TNBS solution was instilled into the colon lumen of TL1A/DR3 humanized mice (female, 8–10 weeks old, n=10). The control group (Sham) received intrarectal injections of 50% ethanol. Treatment groups received anti-human TL1A antibodies RVT-3101 and Tulisokibart (25 mpk, provided by WuXi AppTec), as well as anti-human DR3 antibodies anti-DR3-1 and anti-DR3-2 (25 mpk, provided by the client). Body weight and disease activity index (DAI) scores were recorded daily. On day 5, mice were sacrificed and colon length and colon weight were measured.

(A) Body weight change
(B) DAI score
(C) Colon index
(D) Colon morphology

A TNBS-induced acute colitis model was successfully established in TL1A/DR3 humanized mice. Treatment with anti-human TL1A antibodies and anti-human DR3 antibodies significantly improved TNBS-induced colitis severity. These results demonstrate that TL1A/DR3 humanized mice provide a robust preclinical platform for evaluating the in vivo efficacy of anti-human TL1A and anti-human DR3 therapeutics in inflammatory bowel disease research. Values are expressed as mean ± SEM. *p<0.05, **p<0.01, ***p<0.001, ****p<0.0001 versus Vehicle, ANOVA.

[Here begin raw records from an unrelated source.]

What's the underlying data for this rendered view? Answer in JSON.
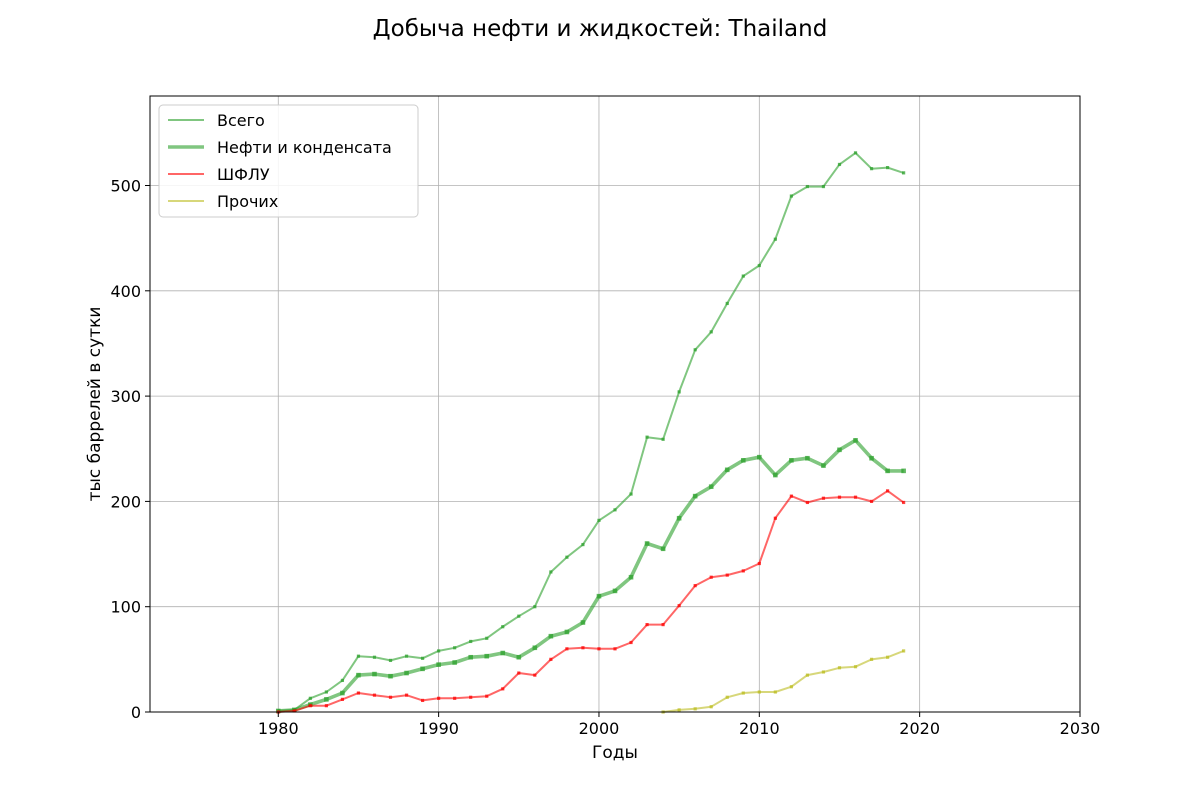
{
  "chart_data": {
    "type": "line",
    "title": "Добыча нефти и жидкостей: Thailand",
    "xlabel": "Годы",
    "ylabel": "тыс баррелей в сутки",
    "xlim": [
      1972,
      2030
    ],
    "ylim": [
      0,
      585
    ],
    "xticks": [
      1980,
      1990,
      2000,
      2010,
      2020,
      2030
    ],
    "yticks": [
      0,
      100,
      200,
      300,
      400,
      500
    ],
    "grid": true,
    "legend_position": "top-left",
    "series": [
      {
        "name": "Всего",
        "color": "#2ca02c",
        "x": [
          1980,
          1981,
          1982,
          1983,
          1984,
          1985,
          1986,
          1987,
          1988,
          1989,
          1990,
          1991,
          1992,
          1993,
          1994,
          1995,
          1996,
          1997,
          1998,
          1999,
          2000,
          2001,
          2002,
          2003,
          2004,
          2005,
          2006,
          2007,
          2008,
          2009,
          2010,
          2011,
          2012,
          2013,
          2014,
          2015,
          2016,
          2017,
          2018,
          2019
        ],
        "values": [
          1,
          2,
          13,
          19,
          30,
          53,
          52,
          49,
          53,
          51,
          58,
          61,
          67,
          70,
          81,
          91,
          100,
          133,
          147,
          159,
          182,
          192,
          207,
          261,
          259,
          304,
          344,
          361,
          388,
          414,
          424,
          449,
          490,
          499,
          499,
          520,
          531,
          516,
          517,
          512
        ]
      },
      {
        "name": "Нефти и конденсата",
        "color": "#2ca02c",
        "x": [
          1980,
          1981,
          1982,
          1983,
          1984,
          1985,
          1986,
          1987,
          1988,
          1989,
          1990,
          1991,
          1992,
          1993,
          1994,
          1995,
          1996,
          1997,
          1998,
          1999,
          2000,
          2001,
          2002,
          2003,
          2004,
          2005,
          2006,
          2007,
          2008,
          2009,
          2010,
          2011,
          2012,
          2013,
          2014,
          2015,
          2016,
          2017,
          2018,
          2019
        ],
        "values": [
          1,
          2,
          7,
          12,
          18,
          35,
          36,
          34,
          37,
          41,
          45,
          47,
          52,
          53,
          56,
          52,
          61,
          72,
          76,
          85,
          110,
          115,
          128,
          160,
          155,
          184,
          205,
          214,
          230,
          239,
          242,
          225,
          239,
          241,
          234,
          249,
          258,
          241,
          229,
          229
        ]
      },
      {
        "name": "ШФЛУ",
        "color": "#ff0000",
        "x": [
          1980,
          1981,
          1982,
          1983,
          1984,
          1985,
          1986,
          1987,
          1988,
          1989,
          1990,
          1991,
          1992,
          1993,
          1994,
          1995,
          1996,
          1997,
          1998,
          1999,
          2000,
          2001,
          2002,
          2003,
          2004,
          2005,
          2006,
          2007,
          2008,
          2009,
          2010,
          2011,
          2012,
          2013,
          2014,
          2015,
          2016,
          2017,
          2018,
          2019
        ],
        "values": [
          0,
          1,
          6,
          6,
          12,
          18,
          16,
          14,
          16,
          11,
          13,
          13,
          14,
          15,
          22,
          37,
          35,
          50,
          60,
          61,
          60,
          60,
          66,
          83,
          83,
          101,
          120,
          128,
          130,
          134,
          141,
          184,
          205,
          199,
          203,
          204,
          204,
          200,
          210,
          199
        ]
      },
      {
        "name": "Прочих",
        "color": "#bcbd22",
        "x": [
          2004,
          2005,
          2006,
          2007,
          2008,
          2009,
          2010,
          2011,
          2012,
          2013,
          2014,
          2015,
          2016,
          2017,
          2018,
          2019
        ],
        "values": [
          0,
          2,
          3,
          5,
          14,
          18,
          19,
          19,
          24,
          35,
          38,
          42,
          43,
          50,
          52,
          58
        ]
      }
    ]
  }
}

Q1: What are TL1A/DR3 humanized mice?

A1 TL1A/DR3 humanized mice express human TL1A and DR3 in place of the corresponding murine genes, enabling translational evaluation of the human TL1A–DR3 pathway.

Q2: Why is the TL1A–DR3 pathway important?

A2 The TL1A–DR3 signaling axis plays a critical role in intestinal inflammation, fibrosis, T cell activation, and autoimmune disease progression.

Q3: Can TL1A/DR3 humanized mice be used for antibody validation?

A3 Yes. These mice are highly suitable for in vivo validation of anti-human TL1A therapeutic antibodies.

Q4: Do TL1A/DR3 humanized mice maintain normal immune homeostasis?

A4 Yes. Immune cell distributions in spleen, blood, and lymphoid tissues remain comparable to wild-type controls.

Q5: What disease areas can be studied using this model?

A5 This model supports research in IBD, Crohn’s disease, ulcerative colitis, fibrosis, autoimmune disease, and inflammatory signaling.